Table 2 Motometric scores
Table 3 Hand-held dynamometer scores

The only complication observed was that after 1 year of treatment, the boy’s flexion contractures increased 15° in his hips and 30° in his knees, possibly correlating with the poor knee extensor scores in Table 3. No abnormalities were reported on the evaluations of the patient’s cardiac function, heart rate, blood pressure, and blood glucose values. No peculiar changes in body weight were noticed, apart from the normal increase attributed to the patient growing.

Discussion

In summary, in this pilot study, a complex case of metabolic myopathy (multi/minicore disease and mitochondrial dysfunction), our patient showed promising results on beta-adrenergic-agonist treatment and exercise therapy. We report the evident increase in muscle strength and independent functionality as well as improved FEV1 after treatment with albuterol combined with regular aerobic exercise. No serious side effects were seen from the use of the beta agonist. An important point in this accomplishment was the motivation based on early therapeutic success in our patient. Unfortunately, after an initial decrease of joint contractures in the patient’s lower extremities, a gradual increase of contractures was reported after 1 year of training, hindering self-care and mobility. As an underlying explanation, we hypothesized the lack of balance between flexor and extensor muscle force, which could cause a passive decline in extensor muscle force.
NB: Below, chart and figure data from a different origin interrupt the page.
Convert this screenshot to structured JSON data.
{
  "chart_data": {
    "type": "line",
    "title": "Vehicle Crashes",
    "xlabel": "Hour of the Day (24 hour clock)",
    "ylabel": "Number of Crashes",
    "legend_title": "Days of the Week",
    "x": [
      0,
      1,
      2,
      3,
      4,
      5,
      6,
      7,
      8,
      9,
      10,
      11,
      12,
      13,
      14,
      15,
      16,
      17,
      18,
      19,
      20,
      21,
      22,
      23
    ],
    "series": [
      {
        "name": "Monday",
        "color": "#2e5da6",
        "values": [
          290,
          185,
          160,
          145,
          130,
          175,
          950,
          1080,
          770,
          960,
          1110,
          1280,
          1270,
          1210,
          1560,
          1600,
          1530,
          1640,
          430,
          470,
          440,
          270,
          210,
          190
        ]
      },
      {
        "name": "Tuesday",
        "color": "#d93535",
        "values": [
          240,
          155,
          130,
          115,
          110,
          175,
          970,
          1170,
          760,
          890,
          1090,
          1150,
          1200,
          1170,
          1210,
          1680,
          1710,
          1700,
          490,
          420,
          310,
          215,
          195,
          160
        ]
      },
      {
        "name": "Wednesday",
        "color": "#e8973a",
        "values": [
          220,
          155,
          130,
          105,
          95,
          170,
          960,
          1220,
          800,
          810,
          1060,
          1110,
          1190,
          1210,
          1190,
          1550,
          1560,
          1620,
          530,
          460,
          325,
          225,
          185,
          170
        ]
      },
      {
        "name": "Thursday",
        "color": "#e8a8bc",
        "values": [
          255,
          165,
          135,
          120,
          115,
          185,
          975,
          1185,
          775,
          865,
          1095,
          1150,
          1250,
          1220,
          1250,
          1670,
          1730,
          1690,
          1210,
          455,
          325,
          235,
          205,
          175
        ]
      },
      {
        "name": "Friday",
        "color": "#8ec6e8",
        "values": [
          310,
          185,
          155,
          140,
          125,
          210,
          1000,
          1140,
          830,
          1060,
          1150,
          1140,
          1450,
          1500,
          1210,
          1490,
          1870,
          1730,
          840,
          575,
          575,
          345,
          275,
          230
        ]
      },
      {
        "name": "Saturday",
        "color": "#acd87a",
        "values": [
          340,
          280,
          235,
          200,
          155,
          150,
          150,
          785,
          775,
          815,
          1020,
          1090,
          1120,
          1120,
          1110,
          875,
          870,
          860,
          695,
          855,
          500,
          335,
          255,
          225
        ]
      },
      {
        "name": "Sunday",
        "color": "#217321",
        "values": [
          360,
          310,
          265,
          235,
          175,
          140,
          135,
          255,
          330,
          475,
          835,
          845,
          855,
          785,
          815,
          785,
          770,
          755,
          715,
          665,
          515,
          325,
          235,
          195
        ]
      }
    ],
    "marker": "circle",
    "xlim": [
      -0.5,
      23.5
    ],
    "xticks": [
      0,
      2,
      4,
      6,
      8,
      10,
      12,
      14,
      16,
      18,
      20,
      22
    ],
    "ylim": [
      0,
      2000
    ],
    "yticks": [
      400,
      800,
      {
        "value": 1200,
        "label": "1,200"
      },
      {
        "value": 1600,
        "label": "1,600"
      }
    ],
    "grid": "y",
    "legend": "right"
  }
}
Aside from his multi/minicore myopathy, our patient had chronic lactic acidemia, a shortened fasting tolerance, 3-methyl glutaconic acidemia, and severe mitochondrial dysfunction, with deficiencies in the oxidative phosphorylation complexes I, II, III, and IV. The metabolic abnormalities in patients with central-core myopathy have been suggested to be present due to the underlying cellular transport defect. Central-core disease occurs due to autosomal recessive mutations in the RYR1 gene and presents with abnormal mitochondrial structure, detected by histology and electron microscopy (central core due to abnormal mitochondrial structure and localization), due to abnormal cellular calcium transport. Normal calcium transport is essential for normal mitochondrial function (Monnier et al. 2008).

Studies on aerobic exercise therapy have been reported with promising results in several adult patients with mitochondrial dysfunction (Cejudo et al. 2005; Joseph et al. 2006; Messina et al. 2004; Taivassalo et al. 2006). Based on the success in the complex patient reported here, one should therefore hypothesize that anabolic therapy combined with aerobic exercise might useful in treating patients with certain types of mitochondrial myopathies. So far, to our knowledge, no prospective study has been performed in children or adults using beta analogs in patients with a primary mitochondrial defect and myopathy. The beneficial effect of beta agonists in treating core myopathy patients has been reported before (Messina et al. 2004). Although mitochondrial function has not been reported in those patients, considering a similar histopathological phenotype, it seems unlikely that the beneficial effect of albuterol in this cohort had a different basis than the beneficial effect observed in this paper.